Le choc des générations, un choc de perception

Avec l’allongement des carrières, pas moins de quatre générations cohabitent aujourd’hui dans les entreprises. S’il est indéniable que cette cohabitation est une réelle richesse pour l’entreprise, elle est aussi le vecteur de toute une série de malentendus et d’incompréhensions. Elle peut donner place à des dysfonctionnements dans les équipes tels que des conflits, une baisse de la motivation et des difficultés dans la gestion d’équipe.

Pourquoi la question des générations en entreprise fait-elle tellement débat ? De quoi parlons-nous exactement lorsque nous évoquons les problématiques intergénérationnelles, le choc des générations ou le conflit des générations ?
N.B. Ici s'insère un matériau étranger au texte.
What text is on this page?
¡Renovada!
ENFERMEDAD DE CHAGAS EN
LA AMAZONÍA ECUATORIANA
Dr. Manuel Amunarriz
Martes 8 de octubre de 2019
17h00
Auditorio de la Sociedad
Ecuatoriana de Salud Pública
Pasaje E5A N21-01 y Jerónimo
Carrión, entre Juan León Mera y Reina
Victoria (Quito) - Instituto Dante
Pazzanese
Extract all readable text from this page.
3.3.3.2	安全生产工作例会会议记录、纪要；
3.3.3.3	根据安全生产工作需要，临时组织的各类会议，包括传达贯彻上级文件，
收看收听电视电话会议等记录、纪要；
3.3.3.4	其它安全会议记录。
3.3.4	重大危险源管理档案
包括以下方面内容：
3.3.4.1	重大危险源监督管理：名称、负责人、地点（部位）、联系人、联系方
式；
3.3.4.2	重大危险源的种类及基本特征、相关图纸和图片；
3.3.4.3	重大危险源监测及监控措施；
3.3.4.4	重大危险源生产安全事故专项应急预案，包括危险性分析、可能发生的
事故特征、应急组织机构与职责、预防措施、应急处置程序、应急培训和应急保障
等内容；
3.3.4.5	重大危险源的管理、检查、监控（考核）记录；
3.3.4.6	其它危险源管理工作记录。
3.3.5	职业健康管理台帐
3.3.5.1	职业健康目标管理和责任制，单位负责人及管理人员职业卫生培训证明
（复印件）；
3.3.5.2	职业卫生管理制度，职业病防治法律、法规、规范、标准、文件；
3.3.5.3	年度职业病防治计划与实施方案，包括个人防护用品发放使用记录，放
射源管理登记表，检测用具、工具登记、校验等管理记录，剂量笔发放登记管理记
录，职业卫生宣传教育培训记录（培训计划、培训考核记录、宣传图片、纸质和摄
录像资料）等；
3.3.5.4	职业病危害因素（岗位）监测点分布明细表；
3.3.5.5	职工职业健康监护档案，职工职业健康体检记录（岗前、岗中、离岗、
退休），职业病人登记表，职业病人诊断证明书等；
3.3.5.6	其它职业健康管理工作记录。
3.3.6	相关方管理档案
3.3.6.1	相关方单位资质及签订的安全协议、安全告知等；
Il ne nous a pas été possible de trouver une définition unanime du terme génération. Il existe, par contre, de nombreuses descriptions des quatre générations actuellement présentes sur le marché du travail. Le fait d’attribuer, à un individu, une appartenance à un groupe rassure. Cela donne probablement l’illusion d’avoir des solutions « toutes faites », une sorte de « mode d’emploi » qu’il suffirait d’appliquer au groupe ainsi défini. Cependant, le piège est grand de catégoriser et de systématiser, laissant la porte ouverte à toute une série de préjugés. Ceci nous éloigne de la prise de recul et de l’esprit critique nécessaires pour mettre en place une approche adaptée et unique. Il ne s’agit donc pas d’aligner des clichés sur les générations, mais de mettre en place une dynamique fondée sur la diversité. En effet, à l’intérieur même d’une génération, il réside une différence significative entre un garçon célibataire de 27 ans et qui travaille depuis l’âge de 18 ans parce qu’il est issu d’une famille à revenu limité et un garçon du même âge, diplômé d’une grande école payée par ses parents et qui est déjà marié.

Une question de perception ?

Ainsi, les dysfonctionnements possibles des équipes attribués au choc des générations relèvent-ils vraiment d’une question de générations ? Ne s’agit-il pas plutôt d’une « simple » question de perception, de compréhension de la différence ? C’est sous l’angle de la diversité que nous essayerons de trouver une issue à ce débat.

Tentons de comprendre les différences de perception naissant d’une différence d’âges. Décrivons deux exemples :

Une personne âgée de 47 ans aura probablement reçu une éducation considérée comme «  traditionnelle », c’est-à-dire basée sur un modèle patriarcal. La famille a, en général, été une structure stable, traversant peu de changements. Elle aura majoritairement vécu des contextes où le travail détient une place importante, voire essentielle. Ainsi, les valeurs pouvant naître de ce vécu sont des valeurs de respect de l’autorité, de labeur en vue de l’obtention d’un statut, de conscience professionnelle et de loyauté. Ses besoins pourront être la stabilité et les prises de repères.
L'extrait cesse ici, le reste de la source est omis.